The total solar eclipse, which occurs when the Moon covers the entire visible surface of the sun, is undoubtedly a unique occurrence in life. Not surprisingly, all the attention generated by this phenomenon happens today, 21 August.
Unfortunately for anyone who is in Portugal, there will be little to see, since its beginning coincides with our sunset. The Lisbon Astronomical Observatory (LAO) estimates that about 19% of the covert surface, scheduled to begin at 19:45.
In Madeira and the Azores this figure rises to 33% and 28% respectively, and in the Azores, will also be the place in Portugal where the eclipse will be visible for a longer time, starting at 18:40.
However, the Observatory warns of the risks to the human eye from a longer observation of the sun. The sunglasses are not adequate or sufficient protection, and one should never look at the sun for more than a few seconds. More fundamentally, it is “the use of sunscreens to protect the eyes (eye filters) or equipment suitable for observing solar eclipses, it is absolutely imperative.
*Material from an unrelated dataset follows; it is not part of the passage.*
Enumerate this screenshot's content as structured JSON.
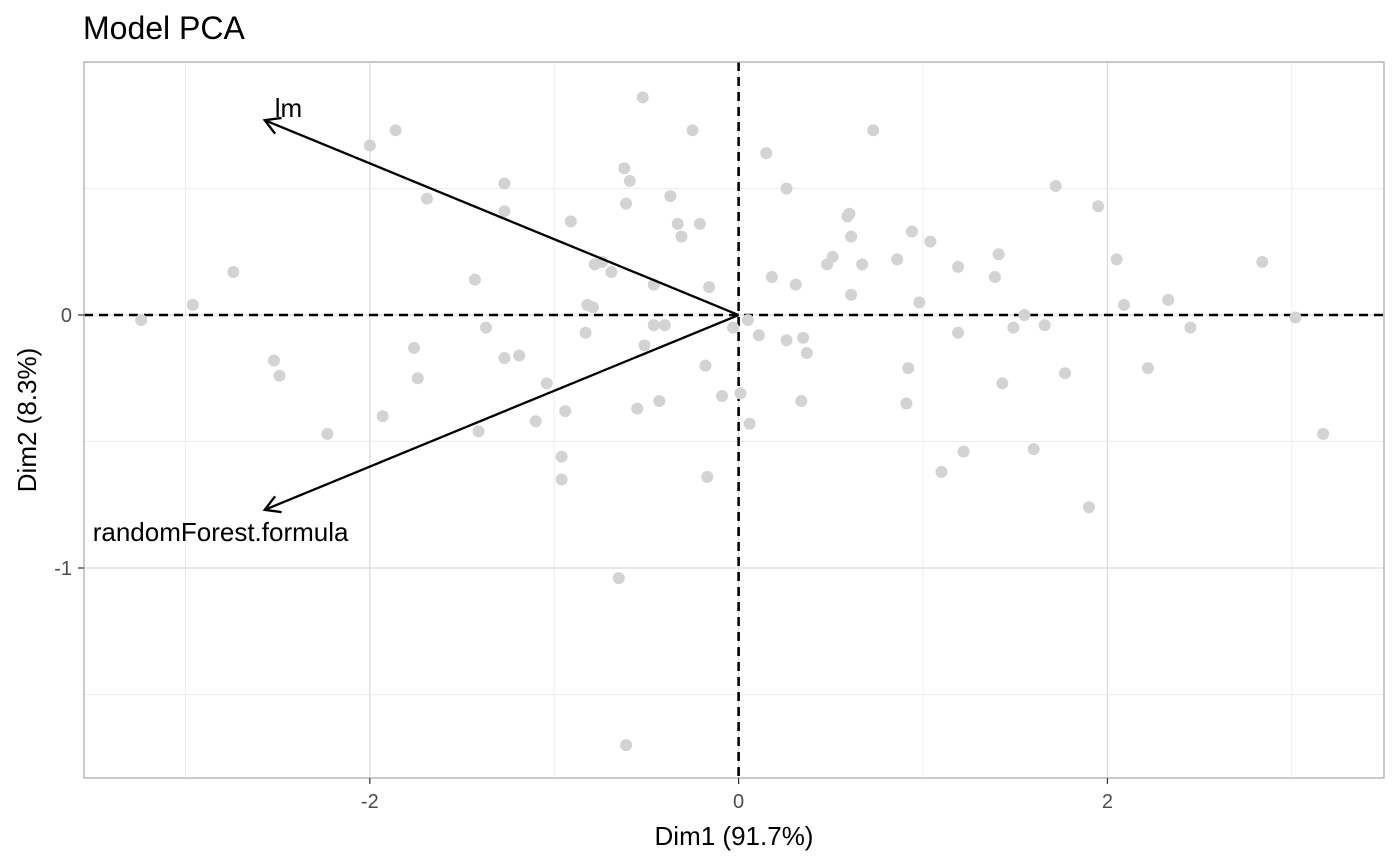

These specialized filters drastically reduce all solar radiation: ultraviolet, visible and infrared”, advises the LAO.
Only through them can one observe a well-defined luminous solar disk, however, it should not make a continuous observation of the sun even using the sunscreens. The physical characteristics of these filters translate into a transmittance of less than 0.003% in the visible band and less than 0.5% in the next IV. If you wear glasses, you should wear sunscreens prior to this and do not strain your eyes. Not having the right means is preferable to “give up direct observation and resort to projection observation, which enhances the image and provides a safe and comfortable view”.
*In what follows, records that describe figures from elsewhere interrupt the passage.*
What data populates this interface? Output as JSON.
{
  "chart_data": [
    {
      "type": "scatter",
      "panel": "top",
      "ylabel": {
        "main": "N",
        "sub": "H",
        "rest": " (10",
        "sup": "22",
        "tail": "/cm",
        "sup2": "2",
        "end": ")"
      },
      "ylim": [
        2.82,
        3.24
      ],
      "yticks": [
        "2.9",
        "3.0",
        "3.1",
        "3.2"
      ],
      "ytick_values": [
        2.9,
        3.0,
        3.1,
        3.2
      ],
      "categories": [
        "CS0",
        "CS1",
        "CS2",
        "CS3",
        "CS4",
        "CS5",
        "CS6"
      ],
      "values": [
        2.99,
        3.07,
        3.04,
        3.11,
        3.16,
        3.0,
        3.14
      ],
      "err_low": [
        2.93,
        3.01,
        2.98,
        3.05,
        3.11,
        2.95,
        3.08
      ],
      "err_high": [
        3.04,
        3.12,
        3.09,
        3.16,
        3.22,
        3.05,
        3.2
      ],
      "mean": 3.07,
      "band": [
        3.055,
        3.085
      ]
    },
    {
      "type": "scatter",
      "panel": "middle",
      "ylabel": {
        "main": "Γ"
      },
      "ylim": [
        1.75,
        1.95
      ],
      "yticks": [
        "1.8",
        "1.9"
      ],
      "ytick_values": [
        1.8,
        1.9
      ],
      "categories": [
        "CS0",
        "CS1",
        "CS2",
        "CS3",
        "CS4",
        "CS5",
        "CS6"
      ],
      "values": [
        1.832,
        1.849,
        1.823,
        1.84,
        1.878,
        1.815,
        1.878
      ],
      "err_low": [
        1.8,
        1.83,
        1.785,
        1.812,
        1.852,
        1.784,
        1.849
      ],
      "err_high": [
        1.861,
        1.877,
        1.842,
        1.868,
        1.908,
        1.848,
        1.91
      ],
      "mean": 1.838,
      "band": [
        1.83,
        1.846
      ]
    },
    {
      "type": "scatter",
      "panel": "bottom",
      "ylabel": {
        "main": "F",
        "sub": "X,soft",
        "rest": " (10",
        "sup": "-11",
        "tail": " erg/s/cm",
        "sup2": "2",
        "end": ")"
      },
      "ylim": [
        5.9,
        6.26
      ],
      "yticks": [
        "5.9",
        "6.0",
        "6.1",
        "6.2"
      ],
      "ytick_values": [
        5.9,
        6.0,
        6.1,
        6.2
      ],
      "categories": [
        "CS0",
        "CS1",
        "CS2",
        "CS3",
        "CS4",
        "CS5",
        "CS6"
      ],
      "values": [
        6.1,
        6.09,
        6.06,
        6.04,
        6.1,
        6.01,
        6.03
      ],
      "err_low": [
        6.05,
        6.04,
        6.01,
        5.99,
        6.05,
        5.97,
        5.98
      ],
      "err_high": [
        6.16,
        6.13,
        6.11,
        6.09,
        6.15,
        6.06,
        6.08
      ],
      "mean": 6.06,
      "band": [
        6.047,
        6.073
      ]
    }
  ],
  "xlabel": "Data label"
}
So, you can look at it from time to time, but the best thing is to look at the phone. This is because NASA, through its application, will transmit the entire eclipse from the most spectacular points to the effect: in the ground, in balloons or planes, and even the International Space Station. In the site that the American agency created, you can see everything, read everything, and find the link to the various NASA applications.
There are other places where you can also follow the phenomenon, such as the Smithsonian Institute, the important thing is not to lose the eclipse, but in total safety.